We lunched in the open air at the big trees, and made the return trip in a reverent mood, almost in silence, each of the party given over to his or her reflections. I realize that there is in my mind an ineffaceable mental picture of those gigantic trees, which are so tall, so large, so impressive and massive that they overpower the understanding.
During our stay at Wawona we tried fishing in the main river, which was swollen to a raging torrent by the melting snows. We found it so discolored and so turbulent that fishing was not a success. We also visited the cascades. An immense body of water comes down a rocky gorge very precipitously. From one rock to another the water dashes with an awful roar. Mist and spray ascend and fall over a considerable area, keeping the trees and brush and grass and ferns dripping wet, and it would soon render one’s clothing exceedingly uncomfortable.

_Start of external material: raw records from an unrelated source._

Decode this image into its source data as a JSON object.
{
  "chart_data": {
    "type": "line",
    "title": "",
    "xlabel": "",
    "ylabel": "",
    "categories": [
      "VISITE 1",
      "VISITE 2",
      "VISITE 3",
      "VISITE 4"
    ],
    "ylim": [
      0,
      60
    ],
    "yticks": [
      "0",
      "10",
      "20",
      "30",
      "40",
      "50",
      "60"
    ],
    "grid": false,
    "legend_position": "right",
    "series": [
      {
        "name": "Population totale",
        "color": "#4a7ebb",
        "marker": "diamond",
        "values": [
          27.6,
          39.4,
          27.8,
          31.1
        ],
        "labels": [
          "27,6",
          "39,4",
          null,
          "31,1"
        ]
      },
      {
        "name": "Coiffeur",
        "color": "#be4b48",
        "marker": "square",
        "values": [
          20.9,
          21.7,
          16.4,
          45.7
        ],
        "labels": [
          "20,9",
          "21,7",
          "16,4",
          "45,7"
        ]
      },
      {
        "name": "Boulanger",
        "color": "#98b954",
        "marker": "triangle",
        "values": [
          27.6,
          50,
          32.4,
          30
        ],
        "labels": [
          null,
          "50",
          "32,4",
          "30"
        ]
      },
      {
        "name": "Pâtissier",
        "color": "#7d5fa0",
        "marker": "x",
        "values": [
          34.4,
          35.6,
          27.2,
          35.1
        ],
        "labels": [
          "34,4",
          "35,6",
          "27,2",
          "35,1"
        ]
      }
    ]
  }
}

We Go To Yosemite By Stage.
It is twenty-six miles from Wawona to Yosemite Valley. The stages leave Wawona at eleven thirty a. m. to make the trip. On June sixteenth we took our places with some other victims of this piece of transportation idiocy, on an open four-horse stage for Yosemite. The going was very slow. It was hot and dusty, and we soon got irritable and uncomfortable. Why the traveling public should be subjected to this outrage is beyond me. We ground our weary way over the dusty road, oblivious to the scenery, until six o’clock, when we suddenly came to Inspiration Point, our first view of the great Valley.
Yosemite Valley.
The beauty of the scene to some extent compensated us for a beastly ride. Beyond us lay the great gorge known as the Yosemite. Below us the Merced River. On the left were Ribbon Falls, and just beyond them El Capitan. On our right, but well in front of us, were the Bridal Veil Falls. We were just in time to see that wonderful rainbow effect for which they are celebrated. Surely no more beautiful sheet of water could be found anywhere. A wonderful volume of water dashes over the cliff, unbroken by intercepting rocks, and drops a straight distance of six hundred feet. Then it drops three hundred feet more in dancing cascades to the floor of the valley and divides up into three good-sized streams which empty into the Merced River. When once started on its downward course, the water seems all spray. At the bottom of the first six-hundred-foot descent it made a mighty shower of mist like escaping steam from a giant rift in some titanic boiler, and soon reached the floor of the valley. The road from El Portal comes up on the north side of the river. We passed El Capitan, which rears its massive head three thousand three hundred feet in the distance, perpendicularly above the river. We were shown the pine tree, one hundred and fifty feet high, growing out of a rift in the rocks on its perpendicular face, more than two-thirds of the distance from its base. The tree looked to us like a rose bush, not two feet high, in a garden.